Background Osteophyte formation is a common phenomenon in arthritis. Bone formation by endochondral ossification is considered a key pathophysiological process in the formation of osteophytes.

Objective To examine the hypothesis that inhibition of smoothened (Smo), a key component of the hedgehog pathway inhibits osteophyte formation as the hedgehog pathway mediates endochondral ossification.

Methods Arthritis was induced in 8-week-old C57/BL6 mice by serum transfer (K/BxN model). Mice were then treated by daily administration of either vehicle or LDE223, a specific small molecule inhibitor for Smo, over 2 weeks starting at the onset of disease. Clinical course of arthritis, histological and molecular changes of bone in the affected joints as well as systemic bone changes were assessed.

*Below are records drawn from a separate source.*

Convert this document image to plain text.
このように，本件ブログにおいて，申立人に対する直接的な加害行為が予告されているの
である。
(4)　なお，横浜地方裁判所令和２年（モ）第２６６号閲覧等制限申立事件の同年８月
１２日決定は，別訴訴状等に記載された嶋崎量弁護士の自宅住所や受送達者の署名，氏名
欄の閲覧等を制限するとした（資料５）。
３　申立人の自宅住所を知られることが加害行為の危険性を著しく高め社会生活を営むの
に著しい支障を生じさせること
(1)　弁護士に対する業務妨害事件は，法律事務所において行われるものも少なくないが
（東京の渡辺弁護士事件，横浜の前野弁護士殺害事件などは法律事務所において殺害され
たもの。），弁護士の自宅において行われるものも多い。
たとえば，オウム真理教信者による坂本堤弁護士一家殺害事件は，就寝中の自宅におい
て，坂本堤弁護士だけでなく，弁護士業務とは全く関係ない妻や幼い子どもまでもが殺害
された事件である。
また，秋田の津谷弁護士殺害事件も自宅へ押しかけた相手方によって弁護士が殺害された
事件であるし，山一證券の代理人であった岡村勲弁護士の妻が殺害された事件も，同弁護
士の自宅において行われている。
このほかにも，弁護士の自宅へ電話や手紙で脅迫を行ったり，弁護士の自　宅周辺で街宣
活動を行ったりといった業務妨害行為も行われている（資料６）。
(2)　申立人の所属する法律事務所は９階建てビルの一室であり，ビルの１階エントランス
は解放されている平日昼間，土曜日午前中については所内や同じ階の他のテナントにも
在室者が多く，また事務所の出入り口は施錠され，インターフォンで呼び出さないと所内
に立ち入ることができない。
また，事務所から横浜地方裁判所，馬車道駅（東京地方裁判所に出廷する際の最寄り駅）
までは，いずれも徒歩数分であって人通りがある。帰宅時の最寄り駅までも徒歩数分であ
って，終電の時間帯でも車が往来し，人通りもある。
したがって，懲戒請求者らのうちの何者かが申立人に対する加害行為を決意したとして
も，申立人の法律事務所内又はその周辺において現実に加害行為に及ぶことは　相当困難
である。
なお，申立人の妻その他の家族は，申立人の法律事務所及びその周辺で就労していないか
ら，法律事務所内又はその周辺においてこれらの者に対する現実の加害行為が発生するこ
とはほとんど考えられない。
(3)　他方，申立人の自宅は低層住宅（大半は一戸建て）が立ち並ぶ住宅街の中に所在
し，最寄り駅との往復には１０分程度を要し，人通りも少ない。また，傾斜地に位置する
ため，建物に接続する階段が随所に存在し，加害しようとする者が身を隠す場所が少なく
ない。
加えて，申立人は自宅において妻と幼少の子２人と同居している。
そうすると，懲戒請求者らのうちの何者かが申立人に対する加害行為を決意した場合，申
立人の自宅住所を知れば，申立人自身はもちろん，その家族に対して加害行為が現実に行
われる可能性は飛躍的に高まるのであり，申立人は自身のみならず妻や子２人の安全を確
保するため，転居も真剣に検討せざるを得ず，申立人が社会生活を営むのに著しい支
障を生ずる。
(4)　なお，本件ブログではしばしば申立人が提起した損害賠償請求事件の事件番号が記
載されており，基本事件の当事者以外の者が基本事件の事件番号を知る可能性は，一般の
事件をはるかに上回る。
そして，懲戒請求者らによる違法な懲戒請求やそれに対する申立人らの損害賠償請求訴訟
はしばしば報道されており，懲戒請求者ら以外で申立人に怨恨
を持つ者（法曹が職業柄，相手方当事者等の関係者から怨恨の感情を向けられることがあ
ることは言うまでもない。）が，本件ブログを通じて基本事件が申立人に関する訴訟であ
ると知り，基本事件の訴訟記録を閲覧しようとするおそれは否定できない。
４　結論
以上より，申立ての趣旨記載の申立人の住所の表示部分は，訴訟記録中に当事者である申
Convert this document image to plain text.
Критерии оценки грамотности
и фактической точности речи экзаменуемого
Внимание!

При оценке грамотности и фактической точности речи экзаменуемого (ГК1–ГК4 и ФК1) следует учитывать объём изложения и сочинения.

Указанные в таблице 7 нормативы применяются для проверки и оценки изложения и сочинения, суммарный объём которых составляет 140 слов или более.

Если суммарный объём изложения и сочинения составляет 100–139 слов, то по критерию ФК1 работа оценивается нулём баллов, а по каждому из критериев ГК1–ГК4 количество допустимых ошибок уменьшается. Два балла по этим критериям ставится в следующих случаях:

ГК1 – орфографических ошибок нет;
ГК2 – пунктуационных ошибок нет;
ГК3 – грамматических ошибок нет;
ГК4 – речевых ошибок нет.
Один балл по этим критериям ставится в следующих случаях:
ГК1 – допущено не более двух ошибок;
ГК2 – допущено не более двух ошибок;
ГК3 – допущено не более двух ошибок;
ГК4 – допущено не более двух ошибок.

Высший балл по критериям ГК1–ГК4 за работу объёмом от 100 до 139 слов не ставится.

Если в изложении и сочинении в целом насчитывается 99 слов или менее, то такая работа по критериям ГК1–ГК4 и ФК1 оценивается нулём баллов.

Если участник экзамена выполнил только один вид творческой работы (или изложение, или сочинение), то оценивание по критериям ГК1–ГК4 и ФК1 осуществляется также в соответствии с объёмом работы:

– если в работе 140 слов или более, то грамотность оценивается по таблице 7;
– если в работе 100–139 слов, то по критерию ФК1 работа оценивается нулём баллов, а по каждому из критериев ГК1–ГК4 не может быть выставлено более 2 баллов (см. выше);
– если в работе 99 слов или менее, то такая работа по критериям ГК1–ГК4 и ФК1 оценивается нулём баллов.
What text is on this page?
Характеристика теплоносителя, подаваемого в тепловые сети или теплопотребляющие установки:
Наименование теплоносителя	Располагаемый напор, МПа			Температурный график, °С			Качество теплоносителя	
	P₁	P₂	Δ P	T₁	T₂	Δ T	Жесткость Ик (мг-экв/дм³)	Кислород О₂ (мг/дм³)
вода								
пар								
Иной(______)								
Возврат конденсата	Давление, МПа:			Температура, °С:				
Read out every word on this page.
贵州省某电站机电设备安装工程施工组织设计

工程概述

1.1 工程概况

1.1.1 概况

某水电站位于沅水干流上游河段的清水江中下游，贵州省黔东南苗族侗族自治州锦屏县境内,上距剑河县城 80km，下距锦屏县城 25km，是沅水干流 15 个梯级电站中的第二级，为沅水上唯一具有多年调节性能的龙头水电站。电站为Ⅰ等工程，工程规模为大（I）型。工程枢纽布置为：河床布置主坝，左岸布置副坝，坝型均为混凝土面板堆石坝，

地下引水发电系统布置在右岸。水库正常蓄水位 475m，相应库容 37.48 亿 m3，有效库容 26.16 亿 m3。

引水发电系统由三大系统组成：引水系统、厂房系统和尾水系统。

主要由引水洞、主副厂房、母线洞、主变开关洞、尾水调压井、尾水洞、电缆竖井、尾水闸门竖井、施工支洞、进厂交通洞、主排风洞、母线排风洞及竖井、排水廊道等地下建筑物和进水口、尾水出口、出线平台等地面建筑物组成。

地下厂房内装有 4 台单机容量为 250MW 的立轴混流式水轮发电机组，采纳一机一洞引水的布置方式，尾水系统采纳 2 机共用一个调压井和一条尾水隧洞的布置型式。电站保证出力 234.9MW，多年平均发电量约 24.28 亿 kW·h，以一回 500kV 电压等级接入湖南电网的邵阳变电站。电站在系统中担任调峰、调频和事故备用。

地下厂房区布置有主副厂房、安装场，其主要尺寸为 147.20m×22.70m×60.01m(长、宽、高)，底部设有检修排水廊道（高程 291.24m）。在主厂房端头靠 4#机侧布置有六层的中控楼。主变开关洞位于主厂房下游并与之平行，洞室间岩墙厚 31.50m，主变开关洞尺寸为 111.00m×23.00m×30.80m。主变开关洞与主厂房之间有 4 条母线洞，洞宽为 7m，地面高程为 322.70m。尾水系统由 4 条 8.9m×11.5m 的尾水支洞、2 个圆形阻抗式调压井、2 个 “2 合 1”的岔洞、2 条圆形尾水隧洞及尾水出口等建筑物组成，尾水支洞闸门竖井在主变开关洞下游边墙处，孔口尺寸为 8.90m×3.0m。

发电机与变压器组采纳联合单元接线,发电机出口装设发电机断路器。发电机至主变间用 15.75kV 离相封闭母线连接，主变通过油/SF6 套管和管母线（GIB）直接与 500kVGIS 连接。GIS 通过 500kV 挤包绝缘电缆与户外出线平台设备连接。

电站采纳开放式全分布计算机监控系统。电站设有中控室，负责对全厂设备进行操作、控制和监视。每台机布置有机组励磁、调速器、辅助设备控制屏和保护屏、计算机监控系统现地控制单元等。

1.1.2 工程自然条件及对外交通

Results Serum transfer-induced arthritis led to severe osteophyte formation within 2 weeks of onset. Blockade of Smo inhibited hedgehog signalling in vivo and also significantly inhibited osteophyte formation, whereas the clinical and histopathological signs of arthritis were not affected. Also, systemic bone mass did not change. Smo inhibitor particularly blocked the formation of hypertrophic chondrocytes and collagen type X expression.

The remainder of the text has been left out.